On ne sort pas indemne de certaines enfances. Le poète est bien placé pour le savoir. Mais il se sert de son art comme arme de survivance.
Performeur et écrivain, Patrick Chemin n’a cesse de défendre la poésie - la sienne et celle des autres. Et il poursuit sa route : ce n’est pas un hasard si elle “croise” celle de Xavier Graal tant pour l’écriture que le parcours.
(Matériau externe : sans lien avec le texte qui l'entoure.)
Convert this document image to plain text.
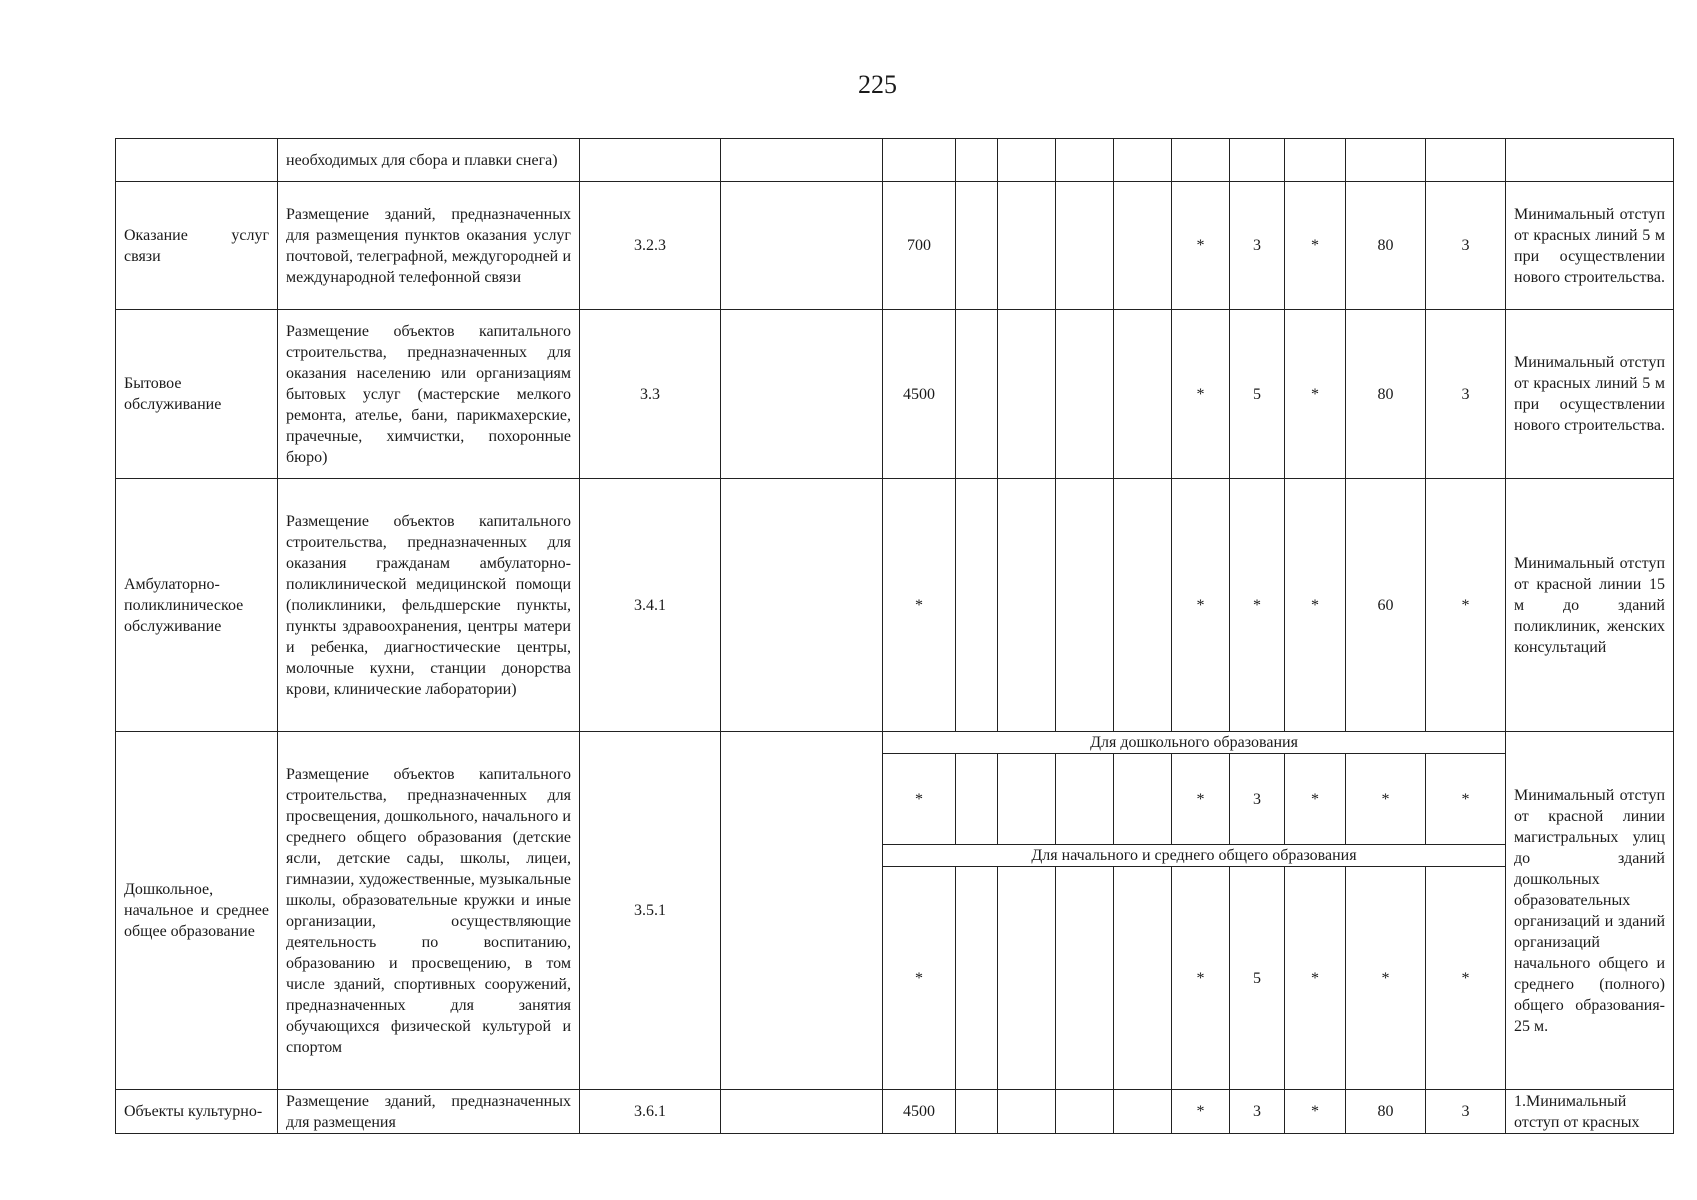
225
	необходимых для сбора и плавки снега)													
Оказание услуг связи	Размещение зданий, предназначенных для размещения пунктов оказания услуг почтовой, телеграфной, междугородней и международной телефонной связи	3.2.3		700					*	3	*	80	3	Минимальный отступ от красных линий 5 м при осуществлении нового строительства.
Бытовое обслуживание	Размещение объектов капитального строительства, предназначенных для оказания населению или организациям бытовых услуг (мастерские мелкого ремонта, ателье, бани, парикмахерские, прачечные, химчистки, похоронные бюро)	3.3		4500					*	5	*	80	3	Минимальный отступ от красных линий 5 м при осуществлении нового строительства.
Амбулаторно-поликлиническое обслуживание	Размещение объектов капитального строительства, предназначенных для оказания гражданам амбулаторно-поликлинической медицинской помощи (поликлиники, фельдшерские пункты, пункты здравоохранения, центры матери и ребенка, диагностические центры, молочные кухни, станции донорства крови, клинические лаборатории)	3.4.1		*					*	*	*	60	*	Минимальный отступ от красной линии 15 м до зданий поликлиник, женских консультаций
Дошкольное, начальное и среднее общее образование	Размещение объектов капитального строительства, предназначенных для просвещения, дошкольного, начального и среднего общего образования (детские ясли, детские сады, школы, лицеи, гимназии, художественные, музыкальные школы, образовательные кружки и иные организации, осуществляющие деятельность по воспитанию, образованию и просвещению, в том числе зданий, спортивных сооружений, предназначенных для занятия обучающихся физической культурой и спортом	3.5.1		Для дошкольного образования										Минимальный отступ от красной линии магистральных улиц до зданий дошкольных образовательных организаций и зданий организаций начального общего и среднего (полного) общего образования- 25 м.
				*					*	3	*	*	*	
				Для начального и среднего общего образования										
				*					*	5	*	*	*	
Объекты культурно-	Размещение зданий, предназначенных для размещения	3.6.1		4500					*	3	*	80	3	1.Минимальный отступ от красных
Il existe chez le Savoyard la grâce des ceux qu’on nomma les “perdants magnifiques”. Ils donnent à la poésie son plus fort registre.
Ils restent au cœur du gai savoir du dur métier de vivre. Ils tentent de lui accorder une lumière même lorsqu’il s’assombrit.
Entretien :
Qu’est-ce qui vous fait lever le matin ?
L’idée que je vais de nouveau pouvoir me recoucher le soir.
Que sont devenus vos rêves d’enfant ?
Je les vis chaque jour en écrivant et en projetant de faire des livres.
A quoi avez-vous renoncé ?
A une certaine autonomie je crois.
D’où venez-vous ?
D’un milieu pauvre. Mon père est né dans la vallée de la Guisane dans les Hautes-Alpes.
Qu’avez-vous reçu en dot ?
Le silence des pauvres.
Un petit plaisir – quotidien ou non ?
Des palets bretons.
Qu’est-ce qui vous distingue des autres poètes ?
Je ne sais pas. Il y a un millier de poètes que j’admire profondément. Mon travail est bien plus modeste.
Comment définiriez-vous votre approche de la poésie ?
La forme est importante pour moi. Le contenu se résume souvent à de l’autofiction.
Quelle est la première image qui vous interpella ?
Des images tragiques souvent. Un jeune homme très beau qui s’était jeté d’un train.
Et votre première lecture ?
Enfant je lisais beaucoup Jules Verne.
Quelles musiques écoutez-vous ?
Mozart. Matteis. Schubert. Et puis à côté de ça Bob Dylan, Leonard Cohen, les Beatles, les Stones, The Band.
Quel est le livre que vous aimez relire ?
“Fureur et mystère” de René Char.
Quel film vous fait pleurer ?
“Amadeus” de Milos Forman
Quand vous vous regardez dans un miroir qui voyez-vous ?
Quelqu’un qui me ressemble plus ou moins. Le regard, surtout.
A qui n’avez-vous jamais osé écrire ?
Michel Butor.
Quel(le) ville ou lieu a pour vous valeur de mythe ?
Toutes les villes. Tous les lieux. Là, je pense à la Bretagne.
Quels sont les artistes et écrivains dont vous vous sentez le plus proche ?
Laurent Terzieff. Marina Tsvétaïéva. Wislawa Szymborska. Xavier Grall.
Qu’aimeriez-vous recevoir pour votre anniversaire ?
Un baiser.
Que défendez-vous ?
Dans mon secteur d’activité, le droit des auteurs et des artistes. De façon plus générale la dignité pour tous. Même si je sais que ce ne sont là que des mots.
Que vous inspire la phrase de Lacan : “L’Amour c’est donner quelque chose qu’on n’a pas à quelqu’un qui n’en veut pas”?
Je suis tout à fait d’accord avec Lacan. C’est une des choses les plus justes que j’ai lue sur l’Amour.
Que pensez-vous de celle de W. Allen : “La réponse est oui mais quelle était la question ?“
Cette phrase résume bien la vacuité de la communication.
Quelle question ai-je oublié de vous poser ?
Euh, je ne sais pas. Si :“Combien je vous dois ?”
Présentation et entretien réalisés par jean-paul gavard-perret pour lelitteraire.com, le 12 juillet 2020.